Она не умела бояться. Не отступала, если возникали преграды, требующие обращения к государственным структурам, споров с различными инстанциями. Умела добиваться нужных решений исполнительной власти, потому что верила в свою правоту и справедливость. Она шла вперед решать жизненные вопросы, даже когда отступал ее муж, мой дед – фронтовик, прошедший всю войну.


Как-то раз, вечером на плохо освещенной дороге, возвращаясь домой, она увидела, что двое мужчин избивают третьего. Он лежал на земле и его били ногами. Приблизившись и заметив это, она пронзительно закричала. Те двое убежали. Бабушка помогла избитому подняться, позвала людей и те вызвали скорую и милицию. Мой дед и его друг сосед ругали за это бабушку. Они сами тоже видели этот инцидент в действии, но прошли мимо. Ругали ее за то, что, по их мнению, эти бандиты могли бабушку избить и изувечить.

Так странно – мужики испугались, а бабушка – нет!

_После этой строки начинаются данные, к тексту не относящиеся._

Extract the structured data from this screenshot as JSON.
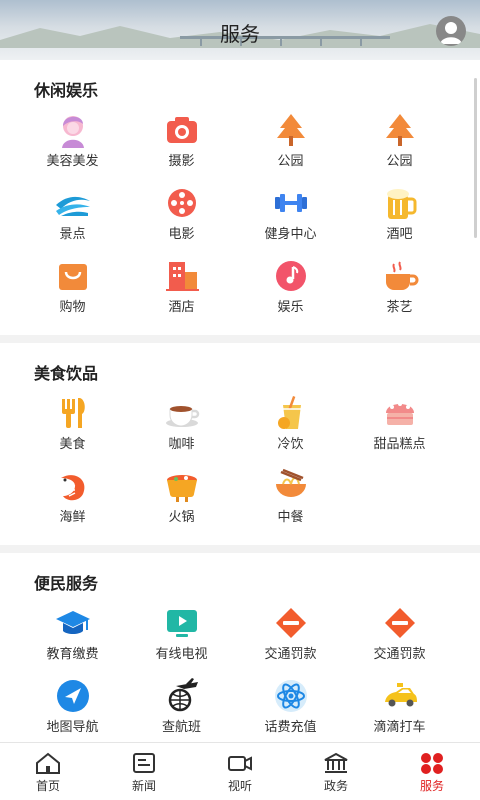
{
  "header": {
    "title": "服务"
  },
  "sections": [
    {
      "title": "休闲娱乐",
      "items": [
        {
          "label": "美容美发",
          "icon": "beauty-icon"
        },
        {
          "label": "摄影",
          "icon": "camera-icon"
        },
        {
          "label": "公园",
          "icon": "tree-icon"
        },
        {
          "label": "公园",
          "icon": "tree-icon"
        },
        {
          "label": "景点",
          "icon": "scenery-icon"
        },
        {
          "label": "电影",
          "icon": "film-reel-icon"
        },
        {
          "label": "健身中心",
          "icon": "dumbbell-icon"
        },
        {
          "label": "酒吧",
          "icon": "beer-icon"
        },
        {
          "label": "购物",
          "icon": "shopping-bag-icon"
        },
        {
          "label": "酒店",
          "icon": "hotel-icon"
        },
        {
          "label": "娱乐",
          "icon": "music-note-icon"
        },
        {
          "label": "茶艺",
          "icon": "tea-cup-icon"
        }
      ]
    },
    {
      "title": "美食饮品",
      "items": [
        {
          "label": "美食",
          "icon": "fork-knife-icon"
        },
        {
          "label": "咖啡",
          "icon": "coffee-icon"
        },
        {
          "label": "冷饮",
          "icon": "cold-drink-icon"
        },
        {
          "label": "甜品糕点",
          "icon": "cake-icon"
        },
        {
          "label": "海鲜",
          "icon": "shrimp-icon"
        },
        {
          "label": "火锅",
          "icon": "hotpot-icon"
        },
        {
          "label": "中餐",
          "icon": "noodle-bowl-icon"
        }
      ]
    },
    {
      "title": "便民服务",
      "items": [
        {
          "label": "教育缴费",
          "icon": "graduation-cap-icon"
        },
        {
          "label": "有线电视",
          "icon": "tv-icon"
        },
        {
          "label": "交通罚款",
          "icon": "no-entry-icon"
        },
        {
          "label": "交通罚款",
          "icon": "no-entry-icon"
        },
        {
          "label": "地图导航",
          "icon": "navigation-icon"
        },
        {
          "label": "查航班",
          "icon": "airplane-globe-icon"
        },
        {
          "label": "话费充值",
          "icon": "atom-icon"
        },
        {
          "label": "滴滴打车",
          "icon": "taxi-icon"
        }
      ]
    }
  ],
  "tabbar": [
    {
      "label": "首页",
      "icon": "home-icon"
    },
    {
      "label": "新闻",
      "icon": "news-icon"
    },
    {
      "label": "视听",
      "icon": "video-camera-icon"
    },
    {
      "label": "政务",
      "icon": "government-icon"
    },
    {
      "label": "服务",
      "icon": "services-icon",
      "active": true
    }
  ],
  "colors": {
    "accent": "#e02020",
    "orange": "#f07a2a",
    "blue": "#1e88e5"
  }
}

Она не умела себя беречь и жалеть. Она не любила себя. Совсем!

Любила всех нас.


Если бабушка заболевала, а с возрастом такое стало случаться, она могла находиться в постели только один день. Никакими силами ее нельзя было удержать на постельном режиме на второй день!


Она не умела ухаживать за собой. Нет, не в плане гигиены. Она была очень чистоплотна. А так, чтобы выглядеть привлекательной женщиной. Прихорашиваться, наряжаться, пользоваться косметикой.

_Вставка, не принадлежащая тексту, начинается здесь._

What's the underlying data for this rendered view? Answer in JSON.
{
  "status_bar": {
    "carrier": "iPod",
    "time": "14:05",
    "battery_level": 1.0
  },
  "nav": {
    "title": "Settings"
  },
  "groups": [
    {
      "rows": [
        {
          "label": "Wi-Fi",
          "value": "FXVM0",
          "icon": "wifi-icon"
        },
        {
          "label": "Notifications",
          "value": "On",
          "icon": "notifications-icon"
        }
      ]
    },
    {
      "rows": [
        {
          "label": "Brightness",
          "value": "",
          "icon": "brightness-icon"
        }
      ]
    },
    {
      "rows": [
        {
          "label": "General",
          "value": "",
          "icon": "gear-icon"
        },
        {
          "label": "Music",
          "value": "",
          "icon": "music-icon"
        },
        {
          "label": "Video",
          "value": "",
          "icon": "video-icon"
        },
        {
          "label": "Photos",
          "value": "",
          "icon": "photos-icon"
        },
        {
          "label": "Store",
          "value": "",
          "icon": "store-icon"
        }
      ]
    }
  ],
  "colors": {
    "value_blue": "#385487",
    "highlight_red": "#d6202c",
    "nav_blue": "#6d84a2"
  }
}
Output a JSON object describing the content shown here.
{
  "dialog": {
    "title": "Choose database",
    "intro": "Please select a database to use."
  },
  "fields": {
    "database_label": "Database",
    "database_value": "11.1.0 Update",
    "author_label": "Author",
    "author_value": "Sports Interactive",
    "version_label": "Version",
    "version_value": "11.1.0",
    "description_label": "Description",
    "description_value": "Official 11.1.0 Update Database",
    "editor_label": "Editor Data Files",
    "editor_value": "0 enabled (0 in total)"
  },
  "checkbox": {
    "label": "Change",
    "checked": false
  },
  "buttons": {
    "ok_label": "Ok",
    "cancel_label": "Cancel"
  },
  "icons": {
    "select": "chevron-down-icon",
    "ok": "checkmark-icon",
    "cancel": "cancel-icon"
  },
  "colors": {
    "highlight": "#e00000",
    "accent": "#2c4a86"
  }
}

Возможно, это образ жизни многих женщин того времени, того социального слоя.


Возможно, причина в том, что она жила в стране, где народ в большой его части многие годы терпел лишения, досыта не ел. На плечи ее поколения в молодые годы достались разруха и голод, неустроенность быта, плохие жилищные условия. Затем началась Отечественная война, и следом пришли другие тяготы жизни: бесконечная тревога, враги почти уже рядом. Эшелоны с ранеными идут и идут от Сталинграда, до которого километров 300. Несколько месяцев в небе со стороны Сталинграда не прекращается зарево. Ради детей приходилось украдкой, ночью, с другими женщинами, выходить в поле, чтобы под снегом отыскивать несколько колосков неубранного урожая, складывать их себе за пазуху и нести в дом. Если бы тогда поймали, то лагерь был бы обеспечен!

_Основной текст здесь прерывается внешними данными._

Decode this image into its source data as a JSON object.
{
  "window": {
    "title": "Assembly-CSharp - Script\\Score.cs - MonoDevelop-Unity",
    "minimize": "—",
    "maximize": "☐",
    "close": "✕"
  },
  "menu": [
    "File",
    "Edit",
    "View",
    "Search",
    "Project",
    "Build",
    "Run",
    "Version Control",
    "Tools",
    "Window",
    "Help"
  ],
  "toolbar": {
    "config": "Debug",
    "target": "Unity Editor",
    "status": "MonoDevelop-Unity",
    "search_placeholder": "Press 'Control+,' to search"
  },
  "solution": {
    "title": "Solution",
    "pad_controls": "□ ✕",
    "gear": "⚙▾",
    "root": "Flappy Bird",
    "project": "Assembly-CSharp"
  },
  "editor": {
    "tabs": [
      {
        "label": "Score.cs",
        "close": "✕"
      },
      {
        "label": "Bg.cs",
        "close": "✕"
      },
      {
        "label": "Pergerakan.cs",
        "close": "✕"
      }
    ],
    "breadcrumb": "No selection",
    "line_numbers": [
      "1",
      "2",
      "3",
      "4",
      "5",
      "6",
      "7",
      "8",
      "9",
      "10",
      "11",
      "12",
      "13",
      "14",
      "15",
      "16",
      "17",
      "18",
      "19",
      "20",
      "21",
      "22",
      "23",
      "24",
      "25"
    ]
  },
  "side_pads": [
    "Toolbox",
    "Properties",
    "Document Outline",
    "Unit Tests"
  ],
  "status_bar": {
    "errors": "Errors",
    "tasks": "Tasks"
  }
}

За годы войны они с дедом потеряли всё имущество, квартиру. Но слава богу, остались живы, сохранили детей!


После войны были хрущевские эксперименты с сельским хозяйством. И снова очереди за хлебом. Это было время, когда кусок ткани на костюм давали в качестве премии за добросовестный труд, когда вместо денег в качестве зарплаты на заводе выдавались бесчисленные облигации государственного займа. (Я пачки этих облигаций в шестидесятых – семидесятых помню в специальном ящичке у нас дома). Более-менее нормально стали жить в семидесятых. Так себя чувствовала сама бабушка. Ведь ей не надо было многого.


Возможно, дело было в ее жертвенности: сначала пускай мои (муж, дети) все оденутся (поедят, отдохнут), а потом уж и я!


В принципе, у бабушки был свой стиль. Длинные прямые волосы всегда гладко забраны в пучок на затылке. Полное отсутствие украшений (ни бус, ни сережек, ни брошей). Платья прямого силуэта из крепдешина или натуральной шерсти – это для праздников. А для будней – ситец, штапель, сатин, фланель. Расцветки – не кричащие, не цветастые, не яркие. Я помню темно-зеленый, синий, фиолетовый цвет зимой. Летние расцветки чуть повеселей, светлее. Допускался мелкий горошек, мелкий цветочек, тонкая полоска. Украшались платья небольшими отложными воротничками, воротником – шалькой и английским воротником.


Из дома без чулок – выход только в огород или за хлебом возле дома. А так всегда, и даже в жару, в «свет» только в плотных чулках, которые скрывают выпирающие вены.